Opinion: Why I wish my novels were banned

When PEN America emailed me, I was excited. The organization, whose mission is to protect the freedom to write, was looking for volunteers to code banned books. The goal was clear: identify what kinds of information and representation are under attack by censors. Armed with that knowledge, PEN can send free speech and diversity advocates to speak to parent groups, school boards and city councils, to fight to keep books on school and library shelves.

I am a writer. I believe that no book should be banned. There are many that I would not recommend, but I rarely do so because of their content.

Not all books are suitable for all ages, but that is no excuse to turn readers away from good books and good authors, not to mention classic works and great authors. The purpose of reading is to open us up to new things, to meet characters we would otherwise never meet, to discover cultures and entire worlds we cannot imagine. Sometimes that is disturbing, intense or difficult. Sometimes it makes you think. Thinking is a good thing.

I signed up for PEN's codification project. At our training session, I was heartbroken to discover how many book bans have been documented. In 2023, A new record was set:4,349 bans from July to December in 23 states and 52 public school districts—more bans than PEN documented in the entire 2022-23 school year. The list of titles and authors goes on for pages and pages. Some will be rescued in one school district, only to be attacked again in another.

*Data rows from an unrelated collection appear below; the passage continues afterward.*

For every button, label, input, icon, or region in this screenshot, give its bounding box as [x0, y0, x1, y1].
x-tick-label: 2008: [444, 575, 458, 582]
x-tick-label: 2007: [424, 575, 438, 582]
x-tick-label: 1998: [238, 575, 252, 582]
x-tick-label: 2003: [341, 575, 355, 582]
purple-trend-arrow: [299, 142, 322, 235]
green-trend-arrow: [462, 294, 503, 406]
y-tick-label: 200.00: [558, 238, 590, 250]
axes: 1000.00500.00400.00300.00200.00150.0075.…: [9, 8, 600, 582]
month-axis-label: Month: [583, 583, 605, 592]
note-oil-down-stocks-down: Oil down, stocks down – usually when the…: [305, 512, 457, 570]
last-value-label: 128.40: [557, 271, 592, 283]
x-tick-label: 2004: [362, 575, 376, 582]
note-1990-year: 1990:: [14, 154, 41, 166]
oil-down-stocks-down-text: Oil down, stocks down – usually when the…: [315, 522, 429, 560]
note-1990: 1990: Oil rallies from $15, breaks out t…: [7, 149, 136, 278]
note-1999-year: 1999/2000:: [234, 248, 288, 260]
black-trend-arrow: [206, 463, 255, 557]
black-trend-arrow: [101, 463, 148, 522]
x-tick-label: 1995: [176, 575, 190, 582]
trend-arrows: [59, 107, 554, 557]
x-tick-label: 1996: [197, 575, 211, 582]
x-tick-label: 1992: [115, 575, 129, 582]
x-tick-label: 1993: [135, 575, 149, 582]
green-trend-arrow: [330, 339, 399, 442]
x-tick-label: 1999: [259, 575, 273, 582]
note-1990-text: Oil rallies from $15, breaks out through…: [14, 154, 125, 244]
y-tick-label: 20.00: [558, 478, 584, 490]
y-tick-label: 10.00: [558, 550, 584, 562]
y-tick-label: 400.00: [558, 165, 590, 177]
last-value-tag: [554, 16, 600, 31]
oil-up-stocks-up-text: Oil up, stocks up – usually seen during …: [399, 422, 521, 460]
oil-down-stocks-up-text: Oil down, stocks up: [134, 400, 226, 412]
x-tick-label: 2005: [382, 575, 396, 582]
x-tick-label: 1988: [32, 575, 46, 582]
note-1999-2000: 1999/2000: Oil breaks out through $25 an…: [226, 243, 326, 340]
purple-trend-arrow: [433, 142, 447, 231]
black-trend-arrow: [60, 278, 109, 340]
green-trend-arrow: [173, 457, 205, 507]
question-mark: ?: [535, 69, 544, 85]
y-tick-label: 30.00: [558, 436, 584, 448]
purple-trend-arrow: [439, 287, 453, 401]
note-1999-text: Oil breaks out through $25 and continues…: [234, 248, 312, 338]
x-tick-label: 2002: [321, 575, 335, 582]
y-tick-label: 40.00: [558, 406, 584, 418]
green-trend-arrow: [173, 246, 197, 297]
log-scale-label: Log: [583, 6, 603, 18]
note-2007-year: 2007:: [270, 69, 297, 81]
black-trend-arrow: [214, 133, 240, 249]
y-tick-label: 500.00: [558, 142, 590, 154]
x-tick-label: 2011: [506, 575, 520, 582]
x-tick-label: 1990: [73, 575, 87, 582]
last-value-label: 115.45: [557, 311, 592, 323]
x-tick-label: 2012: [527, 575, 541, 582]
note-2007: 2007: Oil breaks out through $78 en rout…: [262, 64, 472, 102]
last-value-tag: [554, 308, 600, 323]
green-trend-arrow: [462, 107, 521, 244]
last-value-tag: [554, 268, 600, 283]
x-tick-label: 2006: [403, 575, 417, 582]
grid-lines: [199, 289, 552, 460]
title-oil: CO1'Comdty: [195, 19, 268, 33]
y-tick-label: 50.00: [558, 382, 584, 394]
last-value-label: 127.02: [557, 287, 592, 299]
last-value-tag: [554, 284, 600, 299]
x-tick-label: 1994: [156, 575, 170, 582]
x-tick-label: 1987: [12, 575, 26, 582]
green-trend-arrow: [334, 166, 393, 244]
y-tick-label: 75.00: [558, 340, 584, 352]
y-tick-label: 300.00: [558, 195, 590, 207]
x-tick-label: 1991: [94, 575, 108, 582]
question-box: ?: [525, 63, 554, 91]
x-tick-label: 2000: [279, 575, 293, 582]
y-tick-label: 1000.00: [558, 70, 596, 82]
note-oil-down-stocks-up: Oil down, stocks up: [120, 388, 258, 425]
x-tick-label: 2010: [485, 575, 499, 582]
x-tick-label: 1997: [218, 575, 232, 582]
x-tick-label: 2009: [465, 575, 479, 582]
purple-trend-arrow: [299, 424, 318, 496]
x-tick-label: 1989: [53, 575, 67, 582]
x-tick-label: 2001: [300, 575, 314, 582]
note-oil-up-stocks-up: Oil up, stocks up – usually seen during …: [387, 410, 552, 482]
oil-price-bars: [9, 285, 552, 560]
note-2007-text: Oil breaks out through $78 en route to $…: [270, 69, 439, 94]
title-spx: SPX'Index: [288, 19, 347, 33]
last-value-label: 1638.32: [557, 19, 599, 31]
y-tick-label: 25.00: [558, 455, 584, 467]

My assignment was to complete a lengthy questionnaire for each of the 30 books I had been assigned. After examining the text and reading secondary sources, I looked at whether the book was fiction or nonfiction, the intended grade or age level, and the setting and genre. Next, I looked at whether it had LGBTQ+, BIPOC, disabled, or neurodivergent characters (as protagonists or supporting characters) and whether it explored themes or metaphors related to those identities. Was race discussed in the book? Did it depict racism? Was it about social activism, immigration, or incarceration?

I answered questions aimed at measuring violence in the books, how sexuality and sexual behavior were portrayed, whether sex was consensual or not, and whether religion, self-esteem, or self-empowerment were central to the plot.

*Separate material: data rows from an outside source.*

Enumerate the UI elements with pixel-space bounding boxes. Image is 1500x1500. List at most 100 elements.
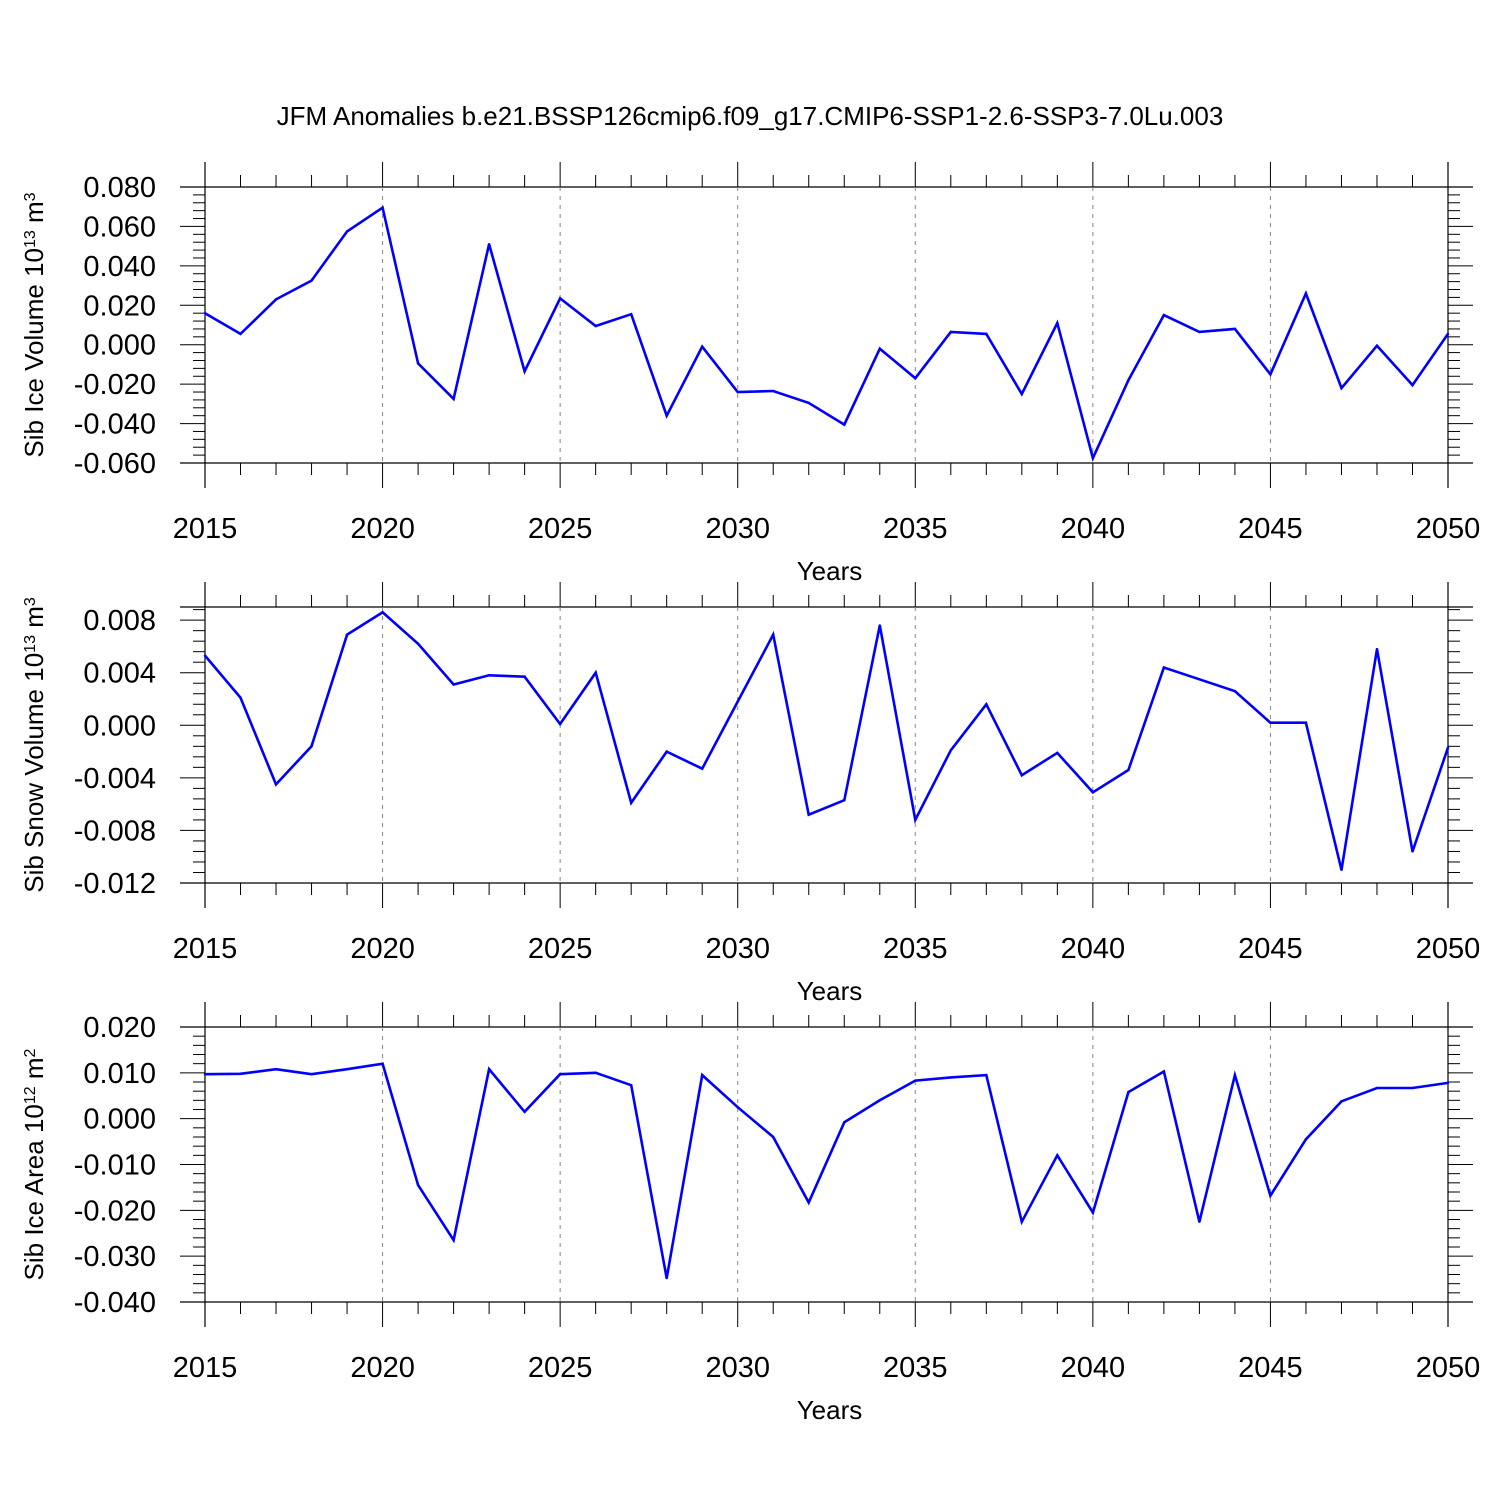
data-point — [1304, 721, 1308, 724]
y-tick-label: -0.008 — [74, 815, 156, 847]
x-axis-label: Years — [797, 1395, 863, 1425]
y-axis-label: Sib Snow Volume 1013 m3 — [19, 597, 49, 893]
data-point — [949, 1076, 952, 1079]
x-tick-label: 2025 — [528, 933, 593, 965]
data-point — [1446, 332, 1450, 336]
y-tick-label: -0.020 — [74, 1195, 156, 1227]
data-point — [594, 1071, 597, 1075]
data-point — [772, 1135, 775, 1139]
y-axis-label-text: Sib Ice Volume 10 — [19, 248, 49, 458]
data-point — [274, 1067, 278, 1071]
data-point — [1446, 746, 1450, 749]
series-line — [204, 610, 1450, 871]
data-point — [381, 611, 384, 614]
y-tick-label: -0.030 — [74, 1241, 156, 1273]
data-point — [1411, 850, 1414, 853]
x-tick-label: 2030 — [705, 933, 770, 965]
data-point — [487, 1067, 491, 1071]
data-point — [274, 298, 278, 301]
x-axis-label: Years — [797, 976, 863, 1006]
data-point — [1091, 456, 1095, 460]
y-tick-label: 0.040 — [83, 251, 156, 283]
y-tick-label: 0.080 — [83, 172, 156, 204]
data-point — [1375, 647, 1379, 651]
data-point — [1198, 1220, 1201, 1223]
data-point — [1198, 678, 1201, 681]
data-point — [1233, 1073, 1237, 1077]
data-point — [914, 377, 917, 380]
data-point — [416, 1183, 420, 1187]
data-point — [345, 230, 349, 233]
data-point — [629, 801, 633, 805]
data-point — [1375, 1086, 1379, 1090]
data-point — [1091, 791, 1095, 794]
data-point — [736, 1106, 739, 1109]
data-point — [310, 745, 313, 748]
data-point — [665, 750, 668, 753]
data-point — [523, 370, 526, 373]
data-point — [594, 671, 597, 674]
y-axis-label-unit_exponent: 3 — [22, 192, 39, 201]
data-point — [452, 397, 455, 401]
y-tick-label: 0.020 — [83, 1012, 156, 1044]
data-point — [878, 624, 881, 627]
data-point — [1375, 344, 1379, 347]
x-tick-label: 2040 — [1061, 1352, 1126, 1384]
x-axis-label: Years — [797, 556, 863, 586]
data-point — [1411, 383, 1414, 387]
y-axis-label: Sib Ice Area 1012 m2 — [19, 1048, 49, 1280]
y-axis-label-unit: m — [19, 1057, 49, 1086]
x-tick-label: 2015 — [173, 513, 238, 545]
y-axis-label-unit: m — [19, 606, 49, 635]
y-axis-label-text: Sib Snow Volume 10 — [19, 653, 49, 893]
data-point — [1091, 1211, 1095, 1214]
y-axis-label: Sib Ice Volume 1013 m3 — [19, 192, 49, 457]
data-point — [487, 242, 491, 246]
data-point — [1162, 1070, 1166, 1073]
data-point — [949, 330, 952, 334]
y-axis-label-unit: m — [19, 201, 49, 230]
data-point — [1269, 721, 1272, 724]
y-tick-label: -0.060 — [74, 448, 156, 480]
data-point — [701, 345, 704, 348]
data-point — [736, 390, 739, 394]
y-tick-label: -0.020 — [74, 369, 156, 401]
y-tick-label: -0.012 — [74, 868, 156, 900]
data-point — [1056, 751, 1059, 755]
y-axis-label-text: Sib Ice Area 10 — [19, 1104, 49, 1280]
data-point — [843, 1121, 846, 1124]
data-point — [381, 1062, 384, 1065]
data-point — [807, 401, 810, 405]
x-tick-label: 2045 — [1238, 933, 1303, 965]
y-axis-label-exponent: 12 — [22, 1086, 39, 1104]
x-tick-label: 2025 — [528, 1352, 593, 1384]
data-point — [239, 332, 242, 336]
data-point — [416, 642, 420, 645]
data-point — [239, 1072, 242, 1075]
data-point — [345, 633, 349, 636]
x-tick-label: 2035 — [883, 933, 948, 965]
data-point — [985, 1073, 988, 1077]
data-point — [416, 362, 420, 365]
y-axis-label-exponent: 13 — [22, 230, 39, 248]
data-point — [1233, 689, 1237, 693]
y-tick-label: -0.004 — [74, 763, 156, 795]
data-point — [949, 749, 952, 752]
data-point — [1127, 379, 1130, 382]
data-point — [1269, 373, 1272, 376]
y-tick-label: 0.008 — [83, 605, 156, 637]
data-point — [1340, 1100, 1343, 1103]
data-point — [914, 818, 917, 822]
x-tick-label: 2040 — [1061, 513, 1126, 545]
series-line — [204, 205, 1450, 462]
y-tick-label: 0.000 — [83, 330, 156, 362]
data-point — [701, 767, 704, 770]
plot-frame — [180, 162, 1473, 488]
data-point — [807, 1201, 810, 1204]
data-point — [558, 722, 562, 726]
data-point — [452, 1238, 455, 1242]
data-point — [629, 312, 633, 316]
data-point — [878, 1099, 881, 1102]
x-tick-label: 2015 — [173, 1352, 238, 1384]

You know where this is going. Books with a queer character, even a minor character, who questions their gender seem to end up on banned books lists.

In Florida, some versions of “The Diary of Anne Frank,” including a graphic novel adaptation, were banned or challenged because they failed to remove passages in which Anne writes about experiments with kissing a girl and her own explorations of her pubescent body. Often, it is the sex, however bland, that makes the books popular.

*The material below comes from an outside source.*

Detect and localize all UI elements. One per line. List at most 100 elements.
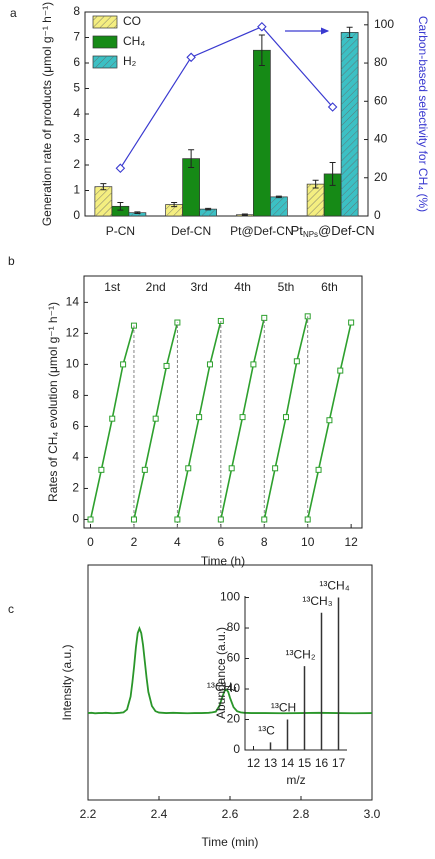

Censors constantly question the award-winning and successful youth title The hate you giveIn the film, a white police officer unjustly shoots a young black man, and the woman is labeled as anti-police and racist against whites. Should the young witness have remained silent? Should her parents have praised the police officer?

One book on my list didn’t make any sense to me: “A Separate Peace” by John Knowles. It’s a classic, beautiful story set during World War II about friendship, loss, and patriotism. It’s been challenged time and time again. In 1980, the Vernon-Verona-Sherrill school district in New York called it a “dirty, vulgar, sexual novel.” There’s no sex in it. It’s been challenged for its language (less vulgar than anything you hear on TV these days) and negative attitude of teenagers (!!), and because the friendship between Gene and Finny, the main characters, has homosexual overtones. You can read it that way, but that’s your fault, because the author was adamant that his characters are not gay.

“Charlotte’s Web” has been banned, deemed sacrilegious because a spider is smarter than humans. And these classics for slightly older readers are also among those often banished or questioned: “The Kite Runner,” for depicting homosexuality and promoting Islam; “Bless Me, Ultima,” for blasphemy, sex and “anti-Catholic” ideas; “Heart of Darkness,” for racism; and “Brave New World,” for almost everything: “the language of the book and its moral content.”

I read my granddaughter one of the most banned picture books of all time, “And Tango Makes Three,” the true story of two male penguins at the Central Park Zoo who hatched an abandoned egg and together raised the new chick. No matter how many times I read it to her, it won’t make her gay, or turn her into a penguin. It might lead her to a truthful and non-inflammatory insight: there are all kinds of families.

All the greatest writers, from Chaucer to Shakespeare, from George Orwell to JRR Tolkien, from Harper Lee to Toni Morrison, have been banned. As Angie Thomas, author of “The Hate U Give,” saying“It’s an honor to be banned because every book that’s on that list has changed perspectives… it’s changed lives.”

After I finished coding the books on the PEN list, my main thought was not pleasant: envy. My novels are not well-known enough to be banned, not even “Spontaneous,” about spontaneous human combustion, happily incestuous sisters, and sex with a little person. I deserve to be banned. I live in hopes of gaining enough readers to merit banishment. I would be proud to be on the book publishers’ enemies list.

Diana Wagman, a contributing writer for Opinión, is the author of six novels.